EDWARD GORMAN – Rough Cut. St. Martin’s Press, hardcover, 1985. Ballantine, paperback, August 1986.

   The late Ed Gorman was such a towering figure in the world of mystery fiction, it came as a surprise when I realized that this, his first novel, was published only 30 years ago. If you’d have asked me, I’d have said that I’d known his name much, much longer than that. As a writer and editor and (for example) the first publisher of Mystery Scene, among other accomplishments, many of them behind the scenes, he was a man who will be missed.

   And he was a writer with a distinctive edge, from the very first book. Most sources list Rough Cut as the first in his series of PI Jack Dwyer novels, but it is not so. There is a PI in this book, but it is a poor shnook named Harold Stokes, a nebbish kind of guy whose loyalty to a client is slimmer than a two dollar bill, viewed sideways.

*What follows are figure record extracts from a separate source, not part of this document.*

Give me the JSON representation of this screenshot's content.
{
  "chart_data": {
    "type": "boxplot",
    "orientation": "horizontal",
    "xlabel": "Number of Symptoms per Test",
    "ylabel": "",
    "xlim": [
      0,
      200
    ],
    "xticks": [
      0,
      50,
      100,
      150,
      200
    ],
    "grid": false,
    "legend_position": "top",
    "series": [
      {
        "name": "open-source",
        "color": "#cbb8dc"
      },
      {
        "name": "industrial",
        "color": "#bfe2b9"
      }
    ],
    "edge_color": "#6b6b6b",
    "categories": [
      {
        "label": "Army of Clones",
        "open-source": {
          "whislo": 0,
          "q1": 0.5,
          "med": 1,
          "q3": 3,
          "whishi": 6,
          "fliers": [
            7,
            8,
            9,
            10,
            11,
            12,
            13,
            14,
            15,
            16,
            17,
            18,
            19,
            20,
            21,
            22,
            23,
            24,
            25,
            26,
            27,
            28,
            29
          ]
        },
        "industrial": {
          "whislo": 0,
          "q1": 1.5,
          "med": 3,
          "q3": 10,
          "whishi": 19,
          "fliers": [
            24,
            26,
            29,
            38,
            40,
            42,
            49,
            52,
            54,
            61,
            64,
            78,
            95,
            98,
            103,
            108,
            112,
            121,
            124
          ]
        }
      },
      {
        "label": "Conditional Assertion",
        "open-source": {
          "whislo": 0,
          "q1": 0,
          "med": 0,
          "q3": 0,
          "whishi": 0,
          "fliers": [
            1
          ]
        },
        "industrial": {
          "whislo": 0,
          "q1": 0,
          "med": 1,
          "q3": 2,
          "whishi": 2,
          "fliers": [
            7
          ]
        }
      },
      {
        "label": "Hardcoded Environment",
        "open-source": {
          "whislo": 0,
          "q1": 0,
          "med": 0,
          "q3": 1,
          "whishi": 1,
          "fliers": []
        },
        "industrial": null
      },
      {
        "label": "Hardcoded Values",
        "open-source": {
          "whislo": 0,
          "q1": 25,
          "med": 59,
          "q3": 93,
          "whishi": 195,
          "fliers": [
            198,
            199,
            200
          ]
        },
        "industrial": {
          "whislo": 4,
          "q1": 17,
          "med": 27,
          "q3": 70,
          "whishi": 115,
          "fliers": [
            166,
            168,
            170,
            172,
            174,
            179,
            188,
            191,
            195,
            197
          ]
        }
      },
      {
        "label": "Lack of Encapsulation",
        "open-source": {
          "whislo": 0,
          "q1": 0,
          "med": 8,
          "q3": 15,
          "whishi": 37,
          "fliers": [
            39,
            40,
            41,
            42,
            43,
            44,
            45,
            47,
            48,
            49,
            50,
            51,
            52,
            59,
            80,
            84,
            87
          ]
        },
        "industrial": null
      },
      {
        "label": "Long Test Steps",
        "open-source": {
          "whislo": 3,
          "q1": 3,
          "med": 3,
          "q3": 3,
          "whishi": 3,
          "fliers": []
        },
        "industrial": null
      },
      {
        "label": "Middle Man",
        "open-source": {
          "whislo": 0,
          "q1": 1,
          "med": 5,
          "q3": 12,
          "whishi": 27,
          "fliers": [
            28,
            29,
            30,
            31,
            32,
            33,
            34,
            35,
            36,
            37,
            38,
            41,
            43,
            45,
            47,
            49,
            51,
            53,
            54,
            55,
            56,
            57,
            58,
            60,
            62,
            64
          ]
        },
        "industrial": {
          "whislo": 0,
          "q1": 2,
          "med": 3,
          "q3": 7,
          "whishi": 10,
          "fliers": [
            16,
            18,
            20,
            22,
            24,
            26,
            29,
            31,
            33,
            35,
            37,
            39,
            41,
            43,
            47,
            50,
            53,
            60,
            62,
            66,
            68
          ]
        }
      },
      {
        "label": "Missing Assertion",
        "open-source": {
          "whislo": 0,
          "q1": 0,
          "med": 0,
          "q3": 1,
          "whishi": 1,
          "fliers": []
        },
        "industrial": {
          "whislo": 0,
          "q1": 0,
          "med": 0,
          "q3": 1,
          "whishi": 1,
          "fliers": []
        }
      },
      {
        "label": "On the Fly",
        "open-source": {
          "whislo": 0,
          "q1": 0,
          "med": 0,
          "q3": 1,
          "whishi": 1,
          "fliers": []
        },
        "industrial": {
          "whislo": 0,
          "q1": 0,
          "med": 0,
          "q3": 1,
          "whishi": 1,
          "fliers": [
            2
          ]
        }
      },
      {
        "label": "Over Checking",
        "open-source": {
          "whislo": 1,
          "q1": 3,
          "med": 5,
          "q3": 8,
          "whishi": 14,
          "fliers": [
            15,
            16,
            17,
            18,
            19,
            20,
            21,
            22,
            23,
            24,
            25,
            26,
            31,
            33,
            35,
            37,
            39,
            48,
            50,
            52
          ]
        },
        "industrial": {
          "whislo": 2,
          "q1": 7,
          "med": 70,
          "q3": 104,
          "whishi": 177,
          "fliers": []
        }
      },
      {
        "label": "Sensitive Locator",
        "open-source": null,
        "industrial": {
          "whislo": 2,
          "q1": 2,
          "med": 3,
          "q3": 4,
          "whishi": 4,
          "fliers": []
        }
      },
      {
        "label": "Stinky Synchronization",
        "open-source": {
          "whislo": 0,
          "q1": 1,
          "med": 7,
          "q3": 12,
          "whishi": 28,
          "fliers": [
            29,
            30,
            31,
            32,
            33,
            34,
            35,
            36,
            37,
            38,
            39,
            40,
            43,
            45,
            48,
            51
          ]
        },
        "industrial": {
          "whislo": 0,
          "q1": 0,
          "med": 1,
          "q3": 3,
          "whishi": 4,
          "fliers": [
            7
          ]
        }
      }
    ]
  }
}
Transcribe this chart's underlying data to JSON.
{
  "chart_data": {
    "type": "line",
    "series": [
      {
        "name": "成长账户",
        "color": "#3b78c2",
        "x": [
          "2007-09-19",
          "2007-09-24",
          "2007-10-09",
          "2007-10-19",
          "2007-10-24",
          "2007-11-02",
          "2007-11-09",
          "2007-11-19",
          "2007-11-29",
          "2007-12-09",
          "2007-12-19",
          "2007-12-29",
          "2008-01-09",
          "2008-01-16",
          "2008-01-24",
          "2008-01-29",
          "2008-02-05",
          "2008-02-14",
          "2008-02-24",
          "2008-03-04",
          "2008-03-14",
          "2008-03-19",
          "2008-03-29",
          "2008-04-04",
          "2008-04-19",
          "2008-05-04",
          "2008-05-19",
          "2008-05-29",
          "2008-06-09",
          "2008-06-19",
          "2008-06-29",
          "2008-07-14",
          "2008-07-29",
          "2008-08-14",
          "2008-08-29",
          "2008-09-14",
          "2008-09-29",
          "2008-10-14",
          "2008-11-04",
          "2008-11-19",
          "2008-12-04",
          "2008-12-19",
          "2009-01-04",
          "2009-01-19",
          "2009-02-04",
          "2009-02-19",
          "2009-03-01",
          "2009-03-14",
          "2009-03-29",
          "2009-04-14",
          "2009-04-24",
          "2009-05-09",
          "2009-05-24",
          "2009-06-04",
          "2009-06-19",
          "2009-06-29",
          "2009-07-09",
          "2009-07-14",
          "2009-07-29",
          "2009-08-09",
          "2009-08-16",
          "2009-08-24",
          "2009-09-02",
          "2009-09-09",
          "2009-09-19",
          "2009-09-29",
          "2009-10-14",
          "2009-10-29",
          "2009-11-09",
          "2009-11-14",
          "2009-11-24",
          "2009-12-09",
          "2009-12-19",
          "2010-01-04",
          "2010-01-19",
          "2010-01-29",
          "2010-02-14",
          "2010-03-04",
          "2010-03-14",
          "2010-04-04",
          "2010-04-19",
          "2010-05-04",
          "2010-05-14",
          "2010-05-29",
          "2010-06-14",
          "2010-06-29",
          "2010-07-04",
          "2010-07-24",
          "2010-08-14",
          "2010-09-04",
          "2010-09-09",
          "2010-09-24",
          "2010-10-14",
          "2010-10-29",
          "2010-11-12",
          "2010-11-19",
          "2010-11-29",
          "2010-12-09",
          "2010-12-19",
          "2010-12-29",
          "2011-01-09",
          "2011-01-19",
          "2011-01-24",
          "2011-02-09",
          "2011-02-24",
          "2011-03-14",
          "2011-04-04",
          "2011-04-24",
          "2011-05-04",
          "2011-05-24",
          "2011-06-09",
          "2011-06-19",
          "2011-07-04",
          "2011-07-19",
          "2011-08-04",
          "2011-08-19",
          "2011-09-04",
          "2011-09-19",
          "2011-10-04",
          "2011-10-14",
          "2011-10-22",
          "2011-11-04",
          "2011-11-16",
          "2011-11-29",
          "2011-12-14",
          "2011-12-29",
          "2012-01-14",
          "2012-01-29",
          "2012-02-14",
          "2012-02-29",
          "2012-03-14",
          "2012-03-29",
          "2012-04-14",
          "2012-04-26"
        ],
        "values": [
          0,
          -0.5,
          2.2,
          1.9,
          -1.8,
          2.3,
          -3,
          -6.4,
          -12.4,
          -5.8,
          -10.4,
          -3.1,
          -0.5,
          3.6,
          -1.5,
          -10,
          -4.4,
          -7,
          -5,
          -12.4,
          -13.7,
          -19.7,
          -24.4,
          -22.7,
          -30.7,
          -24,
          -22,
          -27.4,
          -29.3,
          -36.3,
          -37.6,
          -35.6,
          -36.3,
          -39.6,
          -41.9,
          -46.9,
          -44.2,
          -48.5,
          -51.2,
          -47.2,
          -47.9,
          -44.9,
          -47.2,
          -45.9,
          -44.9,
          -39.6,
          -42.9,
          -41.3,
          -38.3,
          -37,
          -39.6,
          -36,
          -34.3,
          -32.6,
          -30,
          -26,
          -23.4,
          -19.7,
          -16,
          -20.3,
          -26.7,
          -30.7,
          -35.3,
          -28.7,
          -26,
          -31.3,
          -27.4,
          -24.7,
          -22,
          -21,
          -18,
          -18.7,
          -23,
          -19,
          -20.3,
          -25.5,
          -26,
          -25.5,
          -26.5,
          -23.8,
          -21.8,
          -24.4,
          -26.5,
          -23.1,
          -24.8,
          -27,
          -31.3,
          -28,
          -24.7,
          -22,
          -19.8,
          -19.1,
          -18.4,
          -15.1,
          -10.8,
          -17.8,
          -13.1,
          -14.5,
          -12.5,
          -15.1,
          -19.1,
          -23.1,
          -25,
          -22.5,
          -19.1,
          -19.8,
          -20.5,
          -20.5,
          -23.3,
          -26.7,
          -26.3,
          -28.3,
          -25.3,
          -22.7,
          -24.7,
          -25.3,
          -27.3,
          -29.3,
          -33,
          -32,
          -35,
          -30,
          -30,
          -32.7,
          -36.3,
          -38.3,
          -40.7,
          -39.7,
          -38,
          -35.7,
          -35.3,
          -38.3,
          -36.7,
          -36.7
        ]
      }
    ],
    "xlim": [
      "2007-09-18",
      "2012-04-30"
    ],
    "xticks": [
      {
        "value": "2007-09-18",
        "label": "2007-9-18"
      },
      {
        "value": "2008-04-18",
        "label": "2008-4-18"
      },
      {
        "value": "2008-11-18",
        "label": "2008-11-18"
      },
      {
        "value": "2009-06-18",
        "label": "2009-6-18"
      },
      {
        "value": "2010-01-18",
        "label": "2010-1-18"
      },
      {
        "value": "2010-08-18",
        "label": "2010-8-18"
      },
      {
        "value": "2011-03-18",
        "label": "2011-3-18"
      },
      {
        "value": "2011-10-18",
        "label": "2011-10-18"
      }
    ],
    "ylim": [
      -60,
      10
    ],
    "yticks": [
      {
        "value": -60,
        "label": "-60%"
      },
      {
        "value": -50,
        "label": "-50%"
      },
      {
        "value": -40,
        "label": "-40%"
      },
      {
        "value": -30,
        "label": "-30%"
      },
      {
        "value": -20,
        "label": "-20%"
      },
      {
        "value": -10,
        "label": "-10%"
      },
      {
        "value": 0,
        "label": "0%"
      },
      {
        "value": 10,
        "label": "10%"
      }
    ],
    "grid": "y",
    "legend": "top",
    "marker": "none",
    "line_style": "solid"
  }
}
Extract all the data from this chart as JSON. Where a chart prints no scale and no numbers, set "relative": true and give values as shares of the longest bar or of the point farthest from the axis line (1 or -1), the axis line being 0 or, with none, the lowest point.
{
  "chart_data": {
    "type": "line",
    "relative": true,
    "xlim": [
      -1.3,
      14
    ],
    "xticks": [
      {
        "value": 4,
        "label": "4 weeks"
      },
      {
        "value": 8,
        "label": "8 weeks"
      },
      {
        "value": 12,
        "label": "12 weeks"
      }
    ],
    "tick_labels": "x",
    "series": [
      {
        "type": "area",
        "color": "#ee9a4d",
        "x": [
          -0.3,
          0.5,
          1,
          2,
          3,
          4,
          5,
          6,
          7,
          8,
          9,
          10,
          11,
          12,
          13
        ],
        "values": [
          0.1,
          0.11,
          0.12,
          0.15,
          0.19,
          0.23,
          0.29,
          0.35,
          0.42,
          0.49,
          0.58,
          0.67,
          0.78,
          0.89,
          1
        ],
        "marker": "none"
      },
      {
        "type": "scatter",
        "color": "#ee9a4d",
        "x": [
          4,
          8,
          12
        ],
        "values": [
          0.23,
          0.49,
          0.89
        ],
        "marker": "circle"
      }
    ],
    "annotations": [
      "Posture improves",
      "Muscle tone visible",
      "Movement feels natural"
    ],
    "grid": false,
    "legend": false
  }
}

   No, the protagonist in Rough Cut is the head of an ad agency in the greater Chicago area named Michael Ketchum, whose partner is found stabbed in his own home. Gorman, being an adman himself before switching careers relatively late in life, obviously wrote his first book based on a world he knew full well.

   Investigating on his own, and lying to the police about an alibi that isn’t so, Ketchum finds that his office had been filled with more than the usual small spats and petty hatreds: apparently everybody has been sleeping with everyone else, for example. Even the accountant’s secretary-mistress was cheating on him with someone else.

   Or in other words, there is a dark-tinged noir feeling to Ketchum’s self-imposed attempt to identify the killer, hopefully not his company’s most affluent client, before the police do. It is incumbent on him to do so to protect the firm, to save the jobs of so many people, not to mention the support he has to provide to his two kids and to a father with Alzheimer’s. The weight of the world is on his shoulders, and in quiet desperation, he knows it.

   This is a no-frills tale that’s tersely told, and is all the more effective for it — only 150 pages long in the paperback edition. A very good start, in my opinion, to a long and productive career — but not long enough.